ELISA (enzyme-linked immunoSorbent assay) is an immunoassay that detects antigens via antibody binding that are linked to enzymes to allow for a diverse choice of detection methods. The indirect ELISA detects antigens that have been immobilized onto solid surfaces, commonly in the form of microplates. Once non-specific sites are blocked, primary antibodies and then enzyme conjugated secondary antibodies are incubated to build a complex for detection. Detection methods can include colorimetric, fluorometric, or luminometric depending on the type of secondary antibody conjugation.

Materials:

  • Coating Solution: Antigen or antibody is diluted in coating solution for immobilization onto the microplate. Commonly used coating solutions are: 50 mM sodium carbonate, pH 9.6; 20 mM Tris HCL, pH 8.5; or 10 mM pBS, pH 7.2. A protein concentration of 1-10 ug/mL is usually sufficient.
  • Blocking Solution: Commonly used blocking agents are: BSA, nonfat dry milk, casein and gelatin.
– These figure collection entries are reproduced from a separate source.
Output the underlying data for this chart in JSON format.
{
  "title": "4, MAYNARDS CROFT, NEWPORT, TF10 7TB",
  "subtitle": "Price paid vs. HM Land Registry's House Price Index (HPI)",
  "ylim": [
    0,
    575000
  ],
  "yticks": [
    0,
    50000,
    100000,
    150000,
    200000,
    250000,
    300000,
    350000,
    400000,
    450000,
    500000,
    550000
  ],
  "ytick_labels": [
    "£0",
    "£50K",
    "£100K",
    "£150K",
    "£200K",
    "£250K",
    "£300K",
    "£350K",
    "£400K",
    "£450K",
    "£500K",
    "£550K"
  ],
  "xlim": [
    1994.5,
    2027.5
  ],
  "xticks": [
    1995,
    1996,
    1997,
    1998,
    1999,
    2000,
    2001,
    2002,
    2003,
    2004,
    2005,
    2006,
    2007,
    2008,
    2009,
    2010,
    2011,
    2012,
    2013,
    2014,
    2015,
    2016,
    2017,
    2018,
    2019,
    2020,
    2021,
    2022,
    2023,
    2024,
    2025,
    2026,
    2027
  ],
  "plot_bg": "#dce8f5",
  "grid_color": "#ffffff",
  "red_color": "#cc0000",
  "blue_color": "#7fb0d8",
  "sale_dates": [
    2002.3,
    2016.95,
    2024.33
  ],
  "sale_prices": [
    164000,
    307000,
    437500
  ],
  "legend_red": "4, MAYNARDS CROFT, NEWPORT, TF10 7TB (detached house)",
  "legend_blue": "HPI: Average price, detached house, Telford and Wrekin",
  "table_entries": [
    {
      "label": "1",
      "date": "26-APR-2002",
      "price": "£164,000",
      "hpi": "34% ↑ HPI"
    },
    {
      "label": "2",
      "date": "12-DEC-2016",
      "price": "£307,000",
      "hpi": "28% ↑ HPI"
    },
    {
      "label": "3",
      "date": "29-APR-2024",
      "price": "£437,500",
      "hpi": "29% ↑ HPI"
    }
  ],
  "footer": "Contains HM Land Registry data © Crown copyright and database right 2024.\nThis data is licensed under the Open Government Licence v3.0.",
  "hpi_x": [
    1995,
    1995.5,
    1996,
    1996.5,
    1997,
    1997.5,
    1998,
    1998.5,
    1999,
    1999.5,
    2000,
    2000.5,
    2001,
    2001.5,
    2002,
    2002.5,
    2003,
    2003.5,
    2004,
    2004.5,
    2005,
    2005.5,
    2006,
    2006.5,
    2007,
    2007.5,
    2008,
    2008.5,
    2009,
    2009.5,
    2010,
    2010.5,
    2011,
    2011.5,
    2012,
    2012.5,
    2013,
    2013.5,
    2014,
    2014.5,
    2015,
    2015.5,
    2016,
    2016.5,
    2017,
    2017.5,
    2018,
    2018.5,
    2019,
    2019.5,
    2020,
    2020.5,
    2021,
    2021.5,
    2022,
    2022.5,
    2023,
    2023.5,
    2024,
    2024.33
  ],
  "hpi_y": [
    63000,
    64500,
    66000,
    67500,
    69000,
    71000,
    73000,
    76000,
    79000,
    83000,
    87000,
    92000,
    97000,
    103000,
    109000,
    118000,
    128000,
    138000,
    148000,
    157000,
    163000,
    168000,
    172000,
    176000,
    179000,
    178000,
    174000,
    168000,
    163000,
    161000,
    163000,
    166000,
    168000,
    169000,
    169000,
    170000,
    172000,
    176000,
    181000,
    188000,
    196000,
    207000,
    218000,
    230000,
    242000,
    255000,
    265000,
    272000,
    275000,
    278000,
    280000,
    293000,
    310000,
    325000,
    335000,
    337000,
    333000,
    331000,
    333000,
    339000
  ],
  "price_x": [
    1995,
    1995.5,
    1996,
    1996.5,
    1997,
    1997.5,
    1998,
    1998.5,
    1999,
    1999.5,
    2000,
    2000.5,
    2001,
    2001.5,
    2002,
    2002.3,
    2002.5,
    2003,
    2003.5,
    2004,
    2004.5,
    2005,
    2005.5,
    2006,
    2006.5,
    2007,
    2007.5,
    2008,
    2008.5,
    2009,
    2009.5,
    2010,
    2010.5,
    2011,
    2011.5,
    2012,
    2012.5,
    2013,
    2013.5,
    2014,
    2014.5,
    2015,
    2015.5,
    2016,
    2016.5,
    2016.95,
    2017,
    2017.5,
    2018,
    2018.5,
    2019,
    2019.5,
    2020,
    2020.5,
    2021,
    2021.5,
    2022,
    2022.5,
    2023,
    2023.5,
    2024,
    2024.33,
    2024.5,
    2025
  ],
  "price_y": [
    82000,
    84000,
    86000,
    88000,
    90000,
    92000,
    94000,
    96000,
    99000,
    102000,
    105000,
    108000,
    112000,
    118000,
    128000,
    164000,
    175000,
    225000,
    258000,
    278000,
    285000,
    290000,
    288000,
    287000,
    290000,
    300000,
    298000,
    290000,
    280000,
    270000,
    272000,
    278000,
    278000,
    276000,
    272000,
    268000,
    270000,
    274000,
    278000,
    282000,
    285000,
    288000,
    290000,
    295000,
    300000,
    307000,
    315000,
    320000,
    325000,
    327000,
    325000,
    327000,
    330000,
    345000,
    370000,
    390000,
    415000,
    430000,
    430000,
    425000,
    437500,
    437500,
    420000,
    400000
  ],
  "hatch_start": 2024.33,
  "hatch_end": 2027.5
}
Different assay systems may require different blocking agents.
  • Primary/Secondary Antibody Solution: Primary/secondary antibody should be diluted in 1x Blocking solution to prevent non specific binding. It is recommended to dilute antibodies between 1:100 and 1:500. Follow the manufacturer’s advice for secondary antibodies.
  • Wash Buffer Solution: Typically 0.1 M phosphate buffered saline or Tris buffered saline (pH 7.4) containing a detergent such as Tween 20 (0.02% 0.05% v/v).

Protocol:

  • 1. Dilute the antigen to 1-2 ug/ml in coating solution
  • 2. Add 100 ul of diluted antigen to appropriate wells. Incubate 2 hours at room temperature or 4 °C overnight.
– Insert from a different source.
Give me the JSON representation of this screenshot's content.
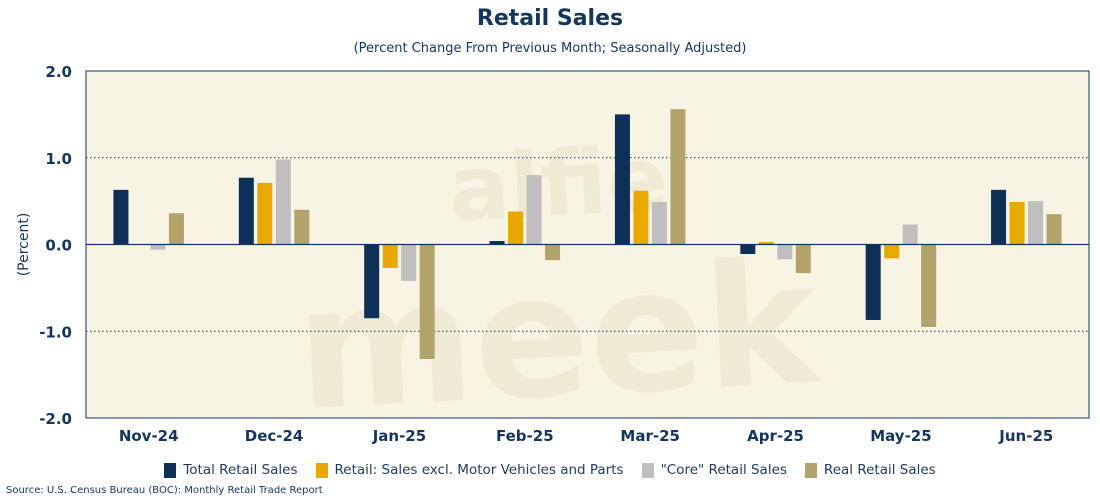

  • 3. Empty plate and tap out residual liquid.
  • 4. Wash twice with 300 ul Wash solution.
  • 5. Add 300 ul Blocking solution to each well. Incubate 1 hour.
  • 6. Empty plate and tap out residual liquid.
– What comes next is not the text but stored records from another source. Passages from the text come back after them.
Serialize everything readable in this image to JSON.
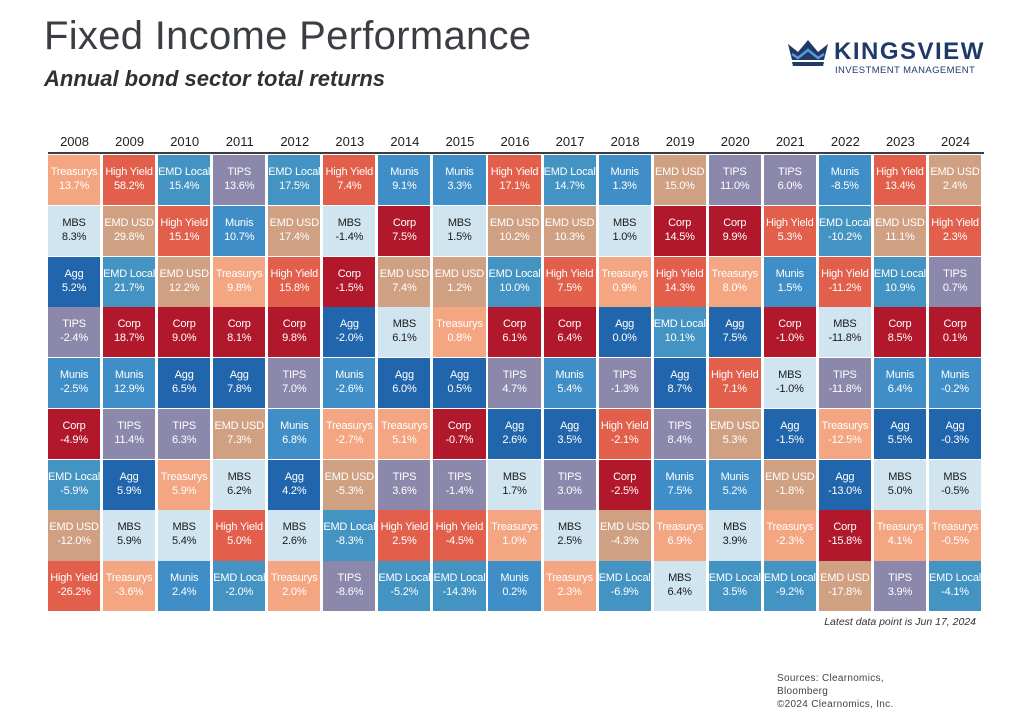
{
  "header": {
    "title": "Fixed Income Performance",
    "subtitle": "Annual bond sector total returns"
  },
  "logo": {
    "name": "KINGSVIEW",
    "tagline": "INVESTMENT MANAGEMENT",
    "color": "#1f3a68"
  },
  "footer": {
    "note": "Latest data point is Jun 17, 2024",
    "sources_line1": "Sources: Clearnomics,",
    "sources_line2": "Bloomberg",
    "copyright": "©2024 Clearnomics, Inc."
  },
  "chart_data": {
    "type": "table",
    "title": "Fixed Income Performance",
    "subtitle": "Annual bond sector total returns",
    "sector_colors": {
      "Treasurys": "#f4a582",
      "High Yield": "#e25f4b",
      "EMD Local": "#4393c3",
      "TIPS": "#8b88ab",
      "Munis": "#3f8ec7",
      "MBS": "#d1e5f0",
      "EMD USD": "#d0a083",
      "Agg": "#2166ac",
      "Corp": "#b2182b"
    },
    "dark_text_sectors": [
      "MBS"
    ],
    "columns": [
      {
        "year": "2008",
        "cells": [
          [
            "Treasurys",
            "13.7%"
          ],
          [
            "MBS",
            "8.3%"
          ],
          [
            "Agg",
            "5.2%"
          ],
          [
            "TIPS",
            "-2.4%"
          ],
          [
            "Munis",
            "-2.5%"
          ],
          [
            "Corp",
            "-4.9%"
          ],
          [
            "EMD Local",
            "-5.9%"
          ],
          [
            "EMD USD",
            "-12.0%"
          ],
          [
            "High Yield",
            "-26.2%"
          ]
        ]
      },
      {
        "year": "2009",
        "cells": [
          [
            "High Yield",
            "58.2%"
          ],
          [
            "EMD USD",
            "29.8%"
          ],
          [
            "EMD Local",
            "21.7%"
          ],
          [
            "Corp",
            "18.7%"
          ],
          [
            "Munis",
            "12.9%"
          ],
          [
            "TIPS",
            "11.4%"
          ],
          [
            "Agg",
            "5.9%"
          ],
          [
            "MBS",
            "5.9%"
          ],
          [
            "Treasurys",
            "-3.6%"
          ]
        ]
      },
      {
        "year": "2010",
        "cells": [
          [
            "EMD Local",
            "15.4%"
          ],
          [
            "High Yield",
            "15.1%"
          ],
          [
            "EMD USD",
            "12.2%"
          ],
          [
            "Corp",
            "9.0%"
          ],
          [
            "Agg",
            "6.5%"
          ],
          [
            "TIPS",
            "6.3%"
          ],
          [
            "Treasurys",
            "5.9%"
          ],
          [
            "MBS",
            "5.4%"
          ],
          [
            "Munis",
            "2.4%"
          ]
        ]
      },
      {
        "year": "2011",
        "cells": [
          [
            "TIPS",
            "13.6%"
          ],
          [
            "Munis",
            "10.7%"
          ],
          [
            "Treasurys",
            "9.8%"
          ],
          [
            "Corp",
            "8.1%"
          ],
          [
            "Agg",
            "7.8%"
          ],
          [
            "EMD USD",
            "7.3%"
          ],
          [
            "MBS",
            "6.2%"
          ],
          [
            "High Yield",
            "5.0%"
          ],
          [
            "EMD Local",
            "-2.0%"
          ]
        ]
      },
      {
        "year": "2012",
        "cells": [
          [
            "EMD Local",
            "17.5%"
          ],
          [
            "EMD USD",
            "17.4%"
          ],
          [
            "High Yield",
            "15.8%"
          ],
          [
            "Corp",
            "9.8%"
          ],
          [
            "TIPS",
            "7.0%"
          ],
          [
            "Munis",
            "6.8%"
          ],
          [
            "Agg",
            "4.2%"
          ],
          [
            "MBS",
            "2.6%"
          ],
          [
            "Treasurys",
            "2.0%"
          ]
        ]
      },
      {
        "year": "2013",
        "cells": [
          [
            "High Yield",
            "7.4%"
          ],
          [
            "MBS",
            "-1.4%"
          ],
          [
            "Corp",
            "-1.5%"
          ],
          [
            "Agg",
            "-2.0%"
          ],
          [
            "Munis",
            "-2.6%"
          ],
          [
            "Treasurys",
            "-2.7%"
          ],
          [
            "EMD USD",
            "-5.3%"
          ],
          [
            "EMD Local",
            "-8.3%"
          ],
          [
            "TIPS",
            "-8.6%"
          ]
        ]
      },
      {
        "year": "2014",
        "cells": [
          [
            "Munis",
            "9.1%"
          ],
          [
            "Corp",
            "7.5%"
          ],
          [
            "EMD USD",
            "7.4%"
          ],
          [
            "MBS",
            "6.1%"
          ],
          [
            "Agg",
            "6.0%"
          ],
          [
            "Treasurys",
            "5.1%"
          ],
          [
            "TIPS",
            "3.6%"
          ],
          [
            "High Yield",
            "2.5%"
          ],
          [
            "EMD Local",
            "-5.2%"
          ]
        ]
      },
      {
        "year": "2015",
        "cells": [
          [
            "Munis",
            "3.3%"
          ],
          [
            "MBS",
            "1.5%"
          ],
          [
            "EMD USD",
            "1.2%"
          ],
          [
            "Treasurys",
            "0.8%"
          ],
          [
            "Agg",
            "0.5%"
          ],
          [
            "Corp",
            "-0.7%"
          ],
          [
            "TIPS",
            "-1.4%"
          ],
          [
            "High Yield",
            "-4.5%"
          ],
          [
            "EMD Local",
            "-14.3%"
          ]
        ]
      },
      {
        "year": "2016",
        "cells": [
          [
            "High Yield",
            "17.1%"
          ],
          [
            "EMD USD",
            "10.2%"
          ],
          [
            "EMD Local",
            "10.0%"
          ],
          [
            "Corp",
            "6.1%"
          ],
          [
            "TIPS",
            "4.7%"
          ],
          [
            "Agg",
            "2.6%"
          ],
          [
            "MBS",
            "1.7%"
          ],
          [
            "Treasurys",
            "1.0%"
          ],
          [
            "Munis",
            "0.2%"
          ]
        ]
      },
      {
        "year": "2017",
        "cells": [
          [
            "EMD Local",
            "14.7%"
          ],
          [
            "EMD USD",
            "10.3%"
          ],
          [
            "High Yield",
            "7.5%"
          ],
          [
            "Corp",
            "6.4%"
          ],
          [
            "Munis",
            "5.4%"
          ],
          [
            "Agg",
            "3.5%"
          ],
          [
            "TIPS",
            "3.0%"
          ],
          [
            "MBS",
            "2.5%"
          ],
          [
            "Treasurys",
            "2.3%"
          ]
        ]
      },
      {
        "year": "2018",
        "cells": [
          [
            "Munis",
            "1.3%"
          ],
          [
            "MBS",
            "1.0%"
          ],
          [
            "Treasurys",
            "0.9%"
          ],
          [
            "Agg",
            "0.0%"
          ],
          [
            "TIPS",
            "-1.3%"
          ],
          [
            "High Yield",
            "-2.1%"
          ],
          [
            "Corp",
            "-2.5%"
          ],
          [
            "EMD USD",
            "-4.3%"
          ],
          [
            "EMD Local",
            "-6.9%"
          ]
        ]
      },
      {
        "year": "2019",
        "cells": [
          [
            "EMD USD",
            "15.0%"
          ],
          [
            "Corp",
            "14.5%"
          ],
          [
            "High Yield",
            "14.3%"
          ],
          [
            "EMD Local",
            "10.1%"
          ],
          [
            "Agg",
            "8.7%"
          ],
          [
            "TIPS",
            "8.4%"
          ],
          [
            "Munis",
            "7.5%"
          ],
          [
            "Treasurys",
            "6.9%"
          ],
          [
            "MBS",
            "6.4%"
          ]
        ]
      },
      {
        "year": "2020",
        "cells": [
          [
            "TIPS",
            "11.0%"
          ],
          [
            "Corp",
            "9.9%"
          ],
          [
            "Treasurys",
            "8.0%"
          ],
          [
            "Agg",
            "7.5%"
          ],
          [
            "High Yield",
            "7.1%"
          ],
          [
            "EMD USD",
            "5.3%"
          ],
          [
            "Munis",
            "5.2%"
          ],
          [
            "MBS",
            "3.9%"
          ],
          [
            "EMD Local",
            "3.5%"
          ]
        ]
      },
      {
        "year": "2021",
        "cells": [
          [
            "TIPS",
            "6.0%"
          ],
          [
            "High Yield",
            "5.3%"
          ],
          [
            "Munis",
            "1.5%"
          ],
          [
            "Corp",
            "-1.0%"
          ],
          [
            "MBS",
            "-1.0%"
          ],
          [
            "Agg",
            "-1.5%"
          ],
          [
            "EMD USD",
            "-1.8%"
          ],
          [
            "Treasurys",
            "-2.3%"
          ],
          [
            "EMD Local",
            "-9.2%"
          ]
        ]
      },
      {
        "year": "2022",
        "cells": [
          [
            "Munis",
            "-8.5%"
          ],
          [
            "EMD Local",
            "-10.2%"
          ],
          [
            "High Yield",
            "-11.2%"
          ],
          [
            "MBS",
            "-11.8%"
          ],
          [
            "TIPS",
            "-11.8%"
          ],
          [
            "Treasurys",
            "-12.5%"
          ],
          [
            "Agg",
            "-13.0%"
          ],
          [
            "Corp",
            "-15.8%"
          ],
          [
            "EMD USD",
            "-17.8%"
          ]
        ]
      },
      {
        "year": "2023",
        "cells": [
          [
            "High Yield",
            "13.4%"
          ],
          [
            "EMD USD",
            "11.1%"
          ],
          [
            "EMD Local",
            "10.9%"
          ],
          [
            "Corp",
            "8.5%"
          ],
          [
            "Munis",
            "6.4%"
          ],
          [
            "Agg",
            "5.5%"
          ],
          [
            "MBS",
            "5.0%"
          ],
          [
            "Treasurys",
            "4.1%"
          ],
          [
            "TIPS",
            "3.9%"
          ]
        ]
      },
      {
        "year": "2024",
        "cells": [
          [
            "EMD USD",
            "2.4%"
          ],
          [
            "High Yield",
            "2.3%"
          ],
          [
            "TIPS",
            "0.7%"
          ],
          [
            "Corp",
            "0.1%"
          ],
          [
            "Munis",
            "-0.2%"
          ],
          [
            "Agg",
            "-0.3%"
          ],
          [
            "MBS",
            "-0.5%"
          ],
          [
            "Treasurys",
            "-0.5%"
          ],
          [
            "EMD Local",
            "-4.1%"
          ]
        ]
      }
    ]
  }
}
  • 7. Wash twice with 300 ul Wash solution.
  • 8. Add 100 ul diluted primary antibody to each well. Incubate 1 hour at 37 °C or 3 hours at room temperature.
  • 9. Empty plate, tap out residual liquid.
  • 10. Fill each well with Wash solution. Invert plate to empty, tap out residual liquid. Repeat 3 times.
  • 11. Add 100 ul diluted secondary antibody to each well. Incubate 1 hour at room temperature.
  • 12. Empty plate, tap out residual liquid and wash as described in step 10.
  • 13. Give final 5 minutes soak with Wash solution. Tap residual liquid from plate. This washing step is critical to reduce signal background.
  • 14. Fill each well with Wash solution. Invert plate to empty, tap out residual liquid. Repeat 5 times.
  • 15. Dispense 100 ul of substrate (e.g. pNPP, TMB) into each well. Develop the color for 30 minutes.
  • 16. Stop reaction if necessary and read plate with plate reader at the correct wavelength.